Can you imagine Africans arriving to Illinois before
Columbus discovered the New Continent? The lost treasure of King Juba seems to
be the missing chain of an untold history that is evidence of Africans in
America before any European stepped here.
Certainly, there are archeological vestiges
evidencing the arrival of Chinese and Viking explorers before Amerigo Vespucci
or Columbus himself, but the arrival of people from Africa during the Roman era
is something that nobody else apart from Frank Joseph, the editor in chief of
Ancient American magazine told us before.
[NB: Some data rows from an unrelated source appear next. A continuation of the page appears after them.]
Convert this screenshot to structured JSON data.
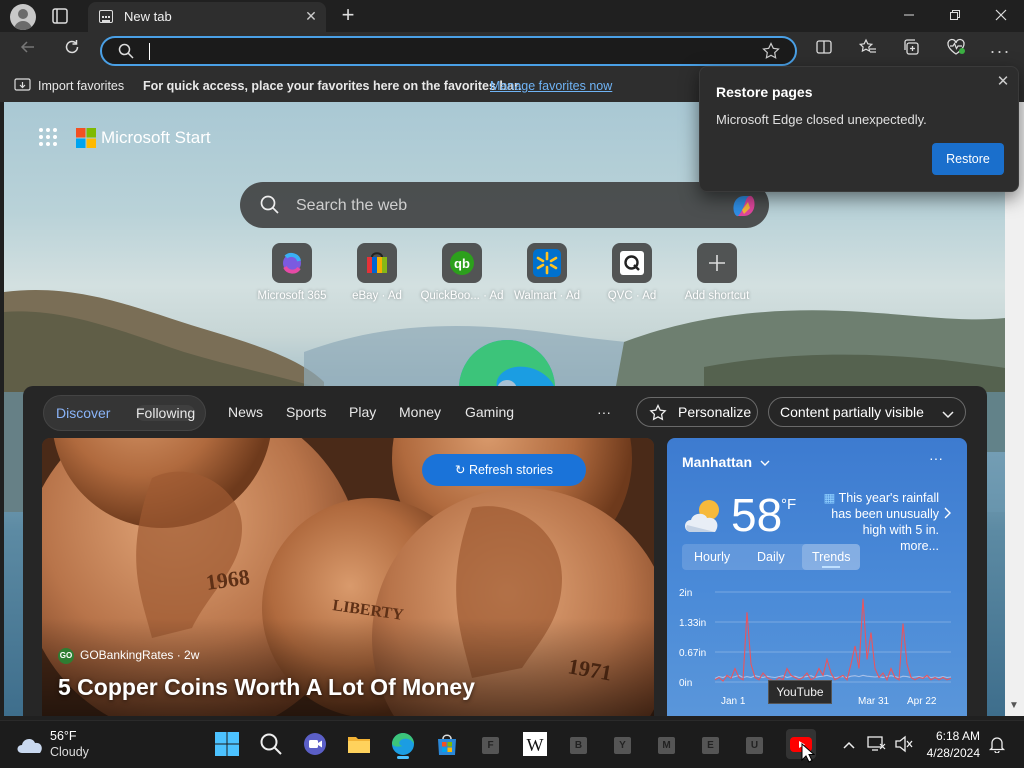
{
  "browser": {
    "tab_title": "New tab",
    "address_value": "",
    "favorites_bar": {
      "import_label": "Import favorites",
      "hint": "For quick access, place your favorites here on the favorites bar.",
      "manage_link": "Manage favorites now"
    }
  },
  "restore_popup": {
    "title": "Restore pages",
    "message": "Microsoft Edge closed unexpectedly.",
    "button": "Restore"
  },
  "ms_start": {
    "title": "Microsoft Start",
    "search_placeholder": "Search the web",
    "tiles": [
      {
        "label": "Microsoft 365",
        "icon": "microsoft-365-icon"
      },
      {
        "label": "eBay · Ad",
        "icon": "ebay-icon"
      },
      {
        "label": "QuickBoo... · Ad",
        "icon": "quickbooks-icon"
      },
      {
        "label": "Walmart · Ad",
        "icon": "walmart-icon"
      },
      {
        "label": "QVC · Ad",
        "icon": "qvc-icon"
      },
      {
        "label": "Add shortcut",
        "icon": "plus-icon"
      }
    ]
  },
  "feed": {
    "tabs": [
      "Discover",
      "Following"
    ],
    "nav": [
      "News",
      "Sports",
      "Play",
      "Money",
      "Gaming"
    ],
    "more": "···",
    "personalize": "Personalize",
    "content_visibility": "Content partially visible",
    "refresh_label": "Refresh stories",
    "hero": {
      "source": "GOBankingRates · 2w",
      "headline": "5 Copper Coins Worth A Lot Of Money"
    }
  },
  "weather": {
    "location": "Manhattan",
    "temp": "58",
    "unit": "°F",
    "alert": "This year's rainfall has been unusually high with 5 in. more...",
    "tabs": [
      "Hourly",
      "Daily",
      "Trends"
    ],
    "active_tab": "Trends",
    "chart_data": {
      "type": "line",
      "y_tick_labels": [
        "2in",
        "1.33in",
        "0.67in",
        "0in"
      ],
      "x_tick_labels": [
        "Jan 1",
        "Feb",
        "Mar 31",
        "Apr 22"
      ],
      "ylim": [
        0,
        2
      ],
      "series": [
        {
          "values": [
            0.05,
            0.1,
            0.02,
            0.15,
            0.08,
            0.3,
            0.1,
            0.05,
            1.55,
            0.4,
            0.1,
            0.05,
            0.2,
            0.1,
            0.05,
            0.02,
            0.1,
            0.05,
            0.3,
            0.15,
            0.1,
            0.05,
            0.1,
            0.2,
            0.05,
            0.1,
            0.3,
            0.15,
            0.5,
            0.2,
            0.05,
            0.1,
            0.15,
            0.05,
            0.4,
            0.8,
            0.3,
            1.85,
            0.5,
            1.1,
            0.3,
            0.1,
            0.2,
            0.05,
            0.3,
            0.1,
            0.05,
            1.3,
            0.4,
            0.1,
            0.05,
            0.1,
            0.08,
            0.15,
            0.05,
            0.1,
            0.05,
            0.1,
            0.05,
            0.08
          ]
        },
        {
          "values": [
            0.08,
            0.12,
            0.1,
            0.14,
            0.1,
            0.12,
            0.15,
            0.1,
            0.12,
            0.1,
            0.14,
            0.12,
            0.1,
            0.13,
            0.11,
            0.1,
            0.12,
            0.14,
            0.1,
            0.12,
            0.13,
            0.1,
            0.11,
            0.12,
            0.14,
            0.1,
            0.12,
            0.13,
            0.15,
            0.12,
            0.1,
            0.11,
            0.12,
            0.1,
            0.13,
            0.14,
            0.12,
            0.15,
            0.13,
            0.12,
            0.11,
            0.12,
            0.1,
            0.12,
            0.14,
            0.12,
            0.1,
            0.13,
            0.12,
            0.1,
            0.11,
            0.12,
            0.1,
            0.12,
            0.1,
            0.11,
            0.1,
            0.12,
            0.1,
            0.11
          ]
        }
      ]
    }
  },
  "taskbar": {
    "weather_temp": "56°F",
    "weather_desc": "Cloudy",
    "letters": [
      "F",
      "B",
      "Y",
      "M",
      "E",
      "U"
    ],
    "time": "6:18 AM",
    "date": "4/28/2024",
    "tooltip": "YouTube"
  },
  "colors": {
    "accent": "#1a73d9",
    "address_focus": "#4aa0e6",
    "feed_bg": "#262626",
    "chart_primary": "#e8555f",
    "chart_secondary": "#a8c0e8"
  }
}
Juba was born in the year 52 BC and was the king of
Numidia before he moved to Mauretania. Later he married Cleopatra Selene, the
daughter of the Ptolemaic Queen Cleopatra of Egypt and Roman triumvir Mark
Antony. According to Joseph, King Juba arrived in America along with other
exiled Celts, Africans, Romans, Christians, and Jews.
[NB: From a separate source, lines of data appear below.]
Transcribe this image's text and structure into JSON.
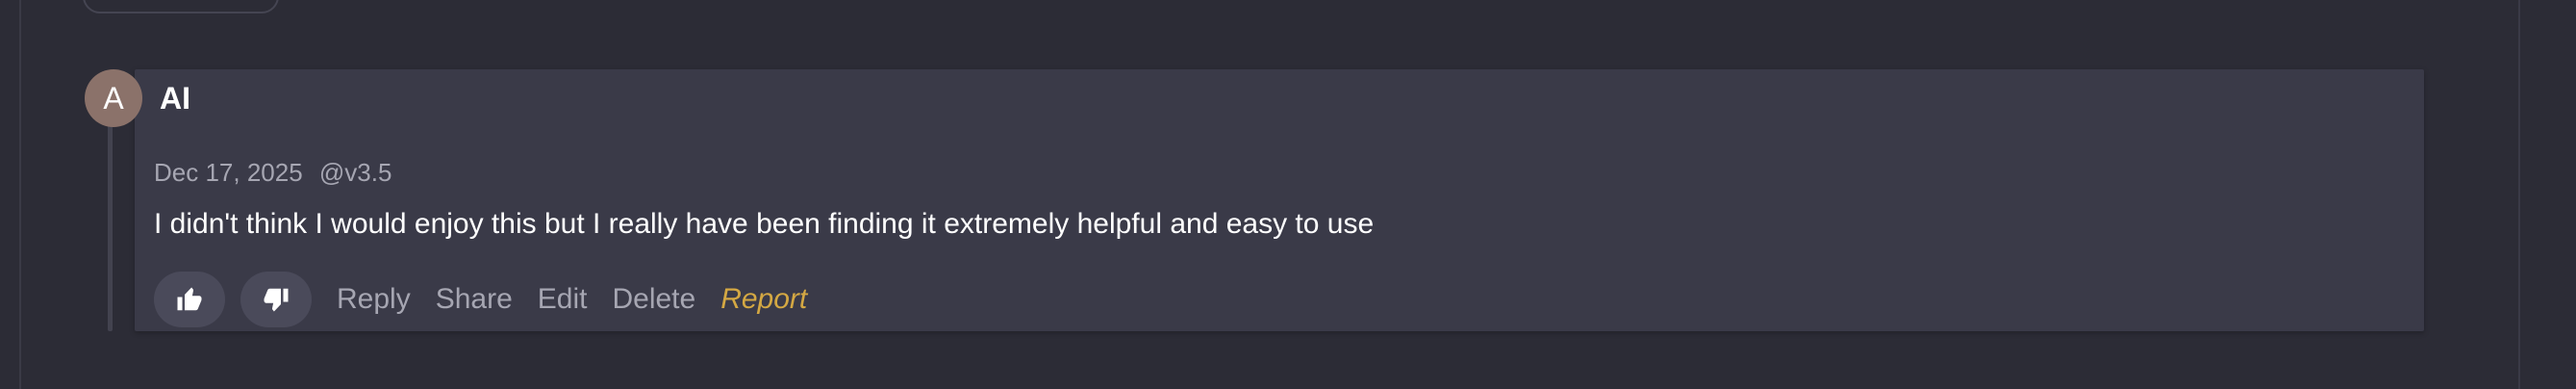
{
  "comment": {
    "avatar_initial": "A",
    "author": "AI",
    "date": "Dec 17, 2025",
    "version": "@v3.5",
    "text": "I didn't think I would enjoy this but I really have been finding it extremely helpful and easy to use",
    "like_icon": "thumbs-up-icon",
    "dislike_icon": "thumbs-down-icon",
    "actions": {
      "reply": "Reply",
      "share": "Share",
      "edit": "Edit",
      "delete": "Delete",
      "report": "Report"
    }
  },
  "colors": {
    "background": "#2c2c36",
    "card": "#3a3a48",
    "avatar": "#8b726a",
    "muted_text": "#a6a6b2",
    "report": "#d4a843"
  }
}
To support his theory, Frank Joseph wrote a book
with details on his research and unsupported information regarding the journey
that ended in Illinois. The existence of the treasure, however, is based on
archeological artifacts that Russell Burrows discovered in a cave in 1982.
Based on his own research, Joseph is convinced that
such artifacts are part of King Juba's treasure. Due to the nature of Frank
Joseph's job, most people believe that his book is more likely a fictitious
novel based on very outdated history texts.
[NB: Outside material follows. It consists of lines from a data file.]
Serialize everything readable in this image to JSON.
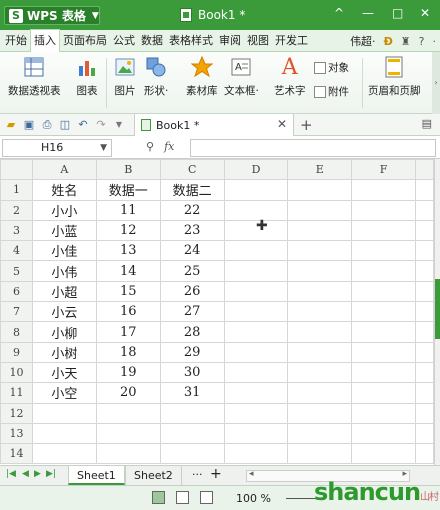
{
  "titlebar": {
    "app_label": "WPS 表格",
    "doc_title": "Book1 *",
    "controls": [
      "^",
      "—",
      "□",
      "✕"
    ]
  },
  "menu": {
    "items": [
      "开始",
      "插入",
      "页面布局",
      "公式",
      "数据",
      "表格样式",
      "审阅",
      "视图",
      "开发工"
    ],
    "active": "插入",
    "user": "伟超·",
    "right_icons": [
      "theme-icon",
      "shirt-icon",
      "help-icon",
      "more-icon"
    ]
  },
  "ribbon": {
    "pivot": "数据透视表",
    "chart": "图表",
    "picture": "图片",
    "shapes": "形状",
    "material": "素材库",
    "textbox": "文本框",
    "arttext": "艺术字",
    "object": "对象",
    "attachment": "附件",
    "header_footer": "页眉和页脚"
  },
  "quickbar": {
    "tab_label": "Book1 *",
    "add": "+"
  },
  "formula_bar": {
    "cell_ref": "H16",
    "fx": "fx",
    "value": ""
  },
  "sheet": {
    "columns": [
      "A",
      "B",
      "C",
      "D",
      "E",
      "F"
    ],
    "rows": [
      [
        "1",
        "姓名",
        "数据一",
        "数据二"
      ],
      [
        "2",
        "小小",
        "11",
        "22"
      ],
      [
        "3",
        "小蓝",
        "12",
        "23"
      ],
      [
        "4",
        "小佳",
        "13",
        "24"
      ],
      [
        "5",
        "小伟",
        "14",
        "25"
      ],
      [
        "6",
        "小超",
        "15",
        "26"
      ],
      [
        "7",
        "小云",
        "16",
        "27"
      ],
      [
        "8",
        "小柳",
        "17",
        "28"
      ],
      [
        "9",
        "小树",
        "18",
        "29"
      ],
      [
        "10",
        "小天",
        "19",
        "30"
      ],
      [
        "11",
        "小空",
        "20",
        "31"
      ],
      [
        "12",
        "",
        "",
        ""
      ],
      [
        "13",
        "",
        "",
        ""
      ],
      [
        "14",
        "",
        "",
        ""
      ]
    ]
  },
  "sheet_tabs": {
    "tabs": [
      "Sheet1",
      "Sheet2"
    ],
    "active": "Sheet1",
    "more": "···",
    "add": "+"
  },
  "status": {
    "zoom": "100 %",
    "watermark": "shancun",
    "watermark_sub": "山村网 .net"
  },
  "colors": {
    "accent": "#3b9b3b",
    "menubar": "#e8f3e8"
  }
}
There is also a book in which Russell Burrows
recreates his adventure and how he found those artifacts that were sold or
suddenly disappeared leaving no evidence behind. Certainly there are pictures of
Burrows buried in the mud rescuing the treasure, but none clear enough to show
what he found in that cave.
Lie or truth, treasure hunters try to reconstruct the paths that Frank Joseph
barely cited in his book and other bibliography reference that includes
testimonials published in the Ancient American magazine. If that treasure
exists, the most valuable piece will be its contribution to history, recording
Africans as the first explorers of the so-called New World.